Friday, September 20, 2013

KILLING FIELDS IN NUSANTARA, FILIPINA


Nationalism has completely erased the sense of brotherhood and belonging among the Malays of Nusantara, people of the same stock thousands of years ago. Along the way divisiveness got more entrenched along belief and religous lines. It is only in the Philippine archipelago we found the majority of Christian Malays.

The upshot is that we loose sensitivities of happenings towards Malay brotheren elsewhere in the Nusantara. It was a rude reminder when a Filipino scientist I met more than a decade ago said that we are of the same stock.

The Malays of the Philippines  met savage massacres inflicted by the Spaniards and then by the Americans  when they conquer and rule their land. They fought bravely against odds of superiorly armed enemies on land and water in honour of motherland.

After their civil war, the Americans thought of world power and thirst for expansionism of the white race and christianity.




Evil eyes on the Philippines as their centre of territorial expansion under the guise of so called benevolence.





Faked naval defeat of the Spaniards at Manila by the Yankees.



Then followed by deceit, hunger, torture, and massacre of local populace, the Malays - killing fields.


As a strategy they decimated the buffalo population by 90% that brought hunger to the Malays.



Torture of Malays by waterboarding.



The revolt at Samar where a number of American marines were killed resulted in retaliatory massacre of Malays 10 years and older on that island. Thousands upon thousands were massacred.

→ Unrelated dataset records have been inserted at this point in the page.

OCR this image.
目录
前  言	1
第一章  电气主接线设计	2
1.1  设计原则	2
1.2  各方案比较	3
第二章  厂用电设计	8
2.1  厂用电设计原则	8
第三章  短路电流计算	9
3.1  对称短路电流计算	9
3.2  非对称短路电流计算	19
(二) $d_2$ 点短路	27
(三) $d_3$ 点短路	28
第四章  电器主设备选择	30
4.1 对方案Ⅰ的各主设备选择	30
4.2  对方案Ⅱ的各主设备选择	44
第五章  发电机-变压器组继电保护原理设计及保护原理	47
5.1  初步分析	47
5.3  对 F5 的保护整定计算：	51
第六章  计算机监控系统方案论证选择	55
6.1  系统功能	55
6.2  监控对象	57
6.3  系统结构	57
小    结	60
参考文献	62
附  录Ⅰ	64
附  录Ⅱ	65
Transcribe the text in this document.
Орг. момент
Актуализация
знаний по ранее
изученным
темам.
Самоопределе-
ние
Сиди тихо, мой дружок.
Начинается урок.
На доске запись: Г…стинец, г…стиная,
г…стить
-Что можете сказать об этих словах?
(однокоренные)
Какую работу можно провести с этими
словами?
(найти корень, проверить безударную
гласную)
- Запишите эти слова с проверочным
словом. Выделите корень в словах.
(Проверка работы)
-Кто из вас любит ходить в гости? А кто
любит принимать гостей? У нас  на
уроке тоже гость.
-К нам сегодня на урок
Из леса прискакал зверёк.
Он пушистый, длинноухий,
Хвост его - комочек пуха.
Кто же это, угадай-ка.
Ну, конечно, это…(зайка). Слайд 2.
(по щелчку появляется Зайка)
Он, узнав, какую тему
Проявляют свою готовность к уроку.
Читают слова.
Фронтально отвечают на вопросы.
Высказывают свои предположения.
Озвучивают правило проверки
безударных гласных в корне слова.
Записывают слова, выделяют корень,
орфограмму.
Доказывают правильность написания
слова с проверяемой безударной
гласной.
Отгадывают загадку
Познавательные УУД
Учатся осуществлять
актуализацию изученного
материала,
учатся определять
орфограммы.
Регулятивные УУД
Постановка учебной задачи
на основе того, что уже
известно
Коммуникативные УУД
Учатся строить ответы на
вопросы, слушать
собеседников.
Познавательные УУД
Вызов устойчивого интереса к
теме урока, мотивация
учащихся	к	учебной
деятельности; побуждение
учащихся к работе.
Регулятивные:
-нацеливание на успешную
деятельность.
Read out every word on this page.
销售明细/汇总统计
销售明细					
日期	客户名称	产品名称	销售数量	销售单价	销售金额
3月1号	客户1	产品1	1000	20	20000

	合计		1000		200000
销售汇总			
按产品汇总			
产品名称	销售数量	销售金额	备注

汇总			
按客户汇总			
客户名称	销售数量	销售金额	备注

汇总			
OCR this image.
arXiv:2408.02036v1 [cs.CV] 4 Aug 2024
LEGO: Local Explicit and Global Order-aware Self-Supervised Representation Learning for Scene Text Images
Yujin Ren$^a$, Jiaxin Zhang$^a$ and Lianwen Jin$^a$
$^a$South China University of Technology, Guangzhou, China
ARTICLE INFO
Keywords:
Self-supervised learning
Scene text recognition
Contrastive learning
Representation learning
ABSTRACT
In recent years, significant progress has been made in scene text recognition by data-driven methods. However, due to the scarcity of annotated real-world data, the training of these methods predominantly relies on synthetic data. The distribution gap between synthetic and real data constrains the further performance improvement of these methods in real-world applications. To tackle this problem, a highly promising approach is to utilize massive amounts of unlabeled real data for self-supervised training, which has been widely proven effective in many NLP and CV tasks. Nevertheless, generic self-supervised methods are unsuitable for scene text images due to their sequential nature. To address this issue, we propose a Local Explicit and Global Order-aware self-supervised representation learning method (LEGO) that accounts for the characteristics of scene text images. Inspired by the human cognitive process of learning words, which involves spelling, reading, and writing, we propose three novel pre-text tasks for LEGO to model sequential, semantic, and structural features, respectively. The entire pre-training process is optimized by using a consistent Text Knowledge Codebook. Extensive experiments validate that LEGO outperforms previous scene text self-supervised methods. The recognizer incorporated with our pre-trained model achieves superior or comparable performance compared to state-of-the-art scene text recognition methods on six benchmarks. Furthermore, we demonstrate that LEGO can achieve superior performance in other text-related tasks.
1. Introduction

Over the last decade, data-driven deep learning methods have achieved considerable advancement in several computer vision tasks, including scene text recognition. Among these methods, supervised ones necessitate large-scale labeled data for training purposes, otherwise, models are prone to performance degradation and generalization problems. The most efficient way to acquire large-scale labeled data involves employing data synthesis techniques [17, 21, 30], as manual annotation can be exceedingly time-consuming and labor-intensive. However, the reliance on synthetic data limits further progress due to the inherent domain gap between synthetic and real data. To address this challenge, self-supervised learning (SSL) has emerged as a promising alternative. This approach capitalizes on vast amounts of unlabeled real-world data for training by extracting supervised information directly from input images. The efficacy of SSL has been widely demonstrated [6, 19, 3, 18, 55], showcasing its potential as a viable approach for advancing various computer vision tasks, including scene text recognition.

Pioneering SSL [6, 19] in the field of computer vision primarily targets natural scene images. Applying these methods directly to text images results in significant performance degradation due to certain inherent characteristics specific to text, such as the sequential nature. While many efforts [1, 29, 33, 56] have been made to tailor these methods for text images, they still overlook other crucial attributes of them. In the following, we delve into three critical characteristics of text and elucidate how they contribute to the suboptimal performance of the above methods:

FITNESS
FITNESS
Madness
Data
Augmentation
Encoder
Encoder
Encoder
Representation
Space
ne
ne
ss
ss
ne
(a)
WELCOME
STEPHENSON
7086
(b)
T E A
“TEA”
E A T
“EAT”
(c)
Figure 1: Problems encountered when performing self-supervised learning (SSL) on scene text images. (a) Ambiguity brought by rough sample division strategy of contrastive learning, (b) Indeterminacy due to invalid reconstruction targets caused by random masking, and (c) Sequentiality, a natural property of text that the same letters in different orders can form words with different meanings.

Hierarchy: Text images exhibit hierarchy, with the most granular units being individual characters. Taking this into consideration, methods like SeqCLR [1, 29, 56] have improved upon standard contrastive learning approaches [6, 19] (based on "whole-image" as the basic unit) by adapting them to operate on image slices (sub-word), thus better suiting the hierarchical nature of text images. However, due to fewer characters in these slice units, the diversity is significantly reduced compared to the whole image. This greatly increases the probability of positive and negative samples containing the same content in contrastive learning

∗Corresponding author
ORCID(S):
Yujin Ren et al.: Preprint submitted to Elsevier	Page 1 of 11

Even after the dust and lava from the eruption Mt Pinatubo almost buried their naval base many years ago, their evil ways are still ongoing pitting Christian Malays against Muslim Malays.



There must be payback time for the all the blood they spilt the world over (Hiroshima and Nagasaki, Korea, Vietnam, Central America, Iraq, Afghanistan, Pakistan ...) including in their homeland against  Red Indians and bisons, and African slaves.


Source: James Bradley, 2009. The Imperial Cruise: A Secret History of Empire and War. Back Bay Books, New York 387pp

1 comment:

  1. Thank you. I am afraid I am too horrified to give any dignified comment at the moment.

    But I am grateful I thought to visit today, and learned of this history.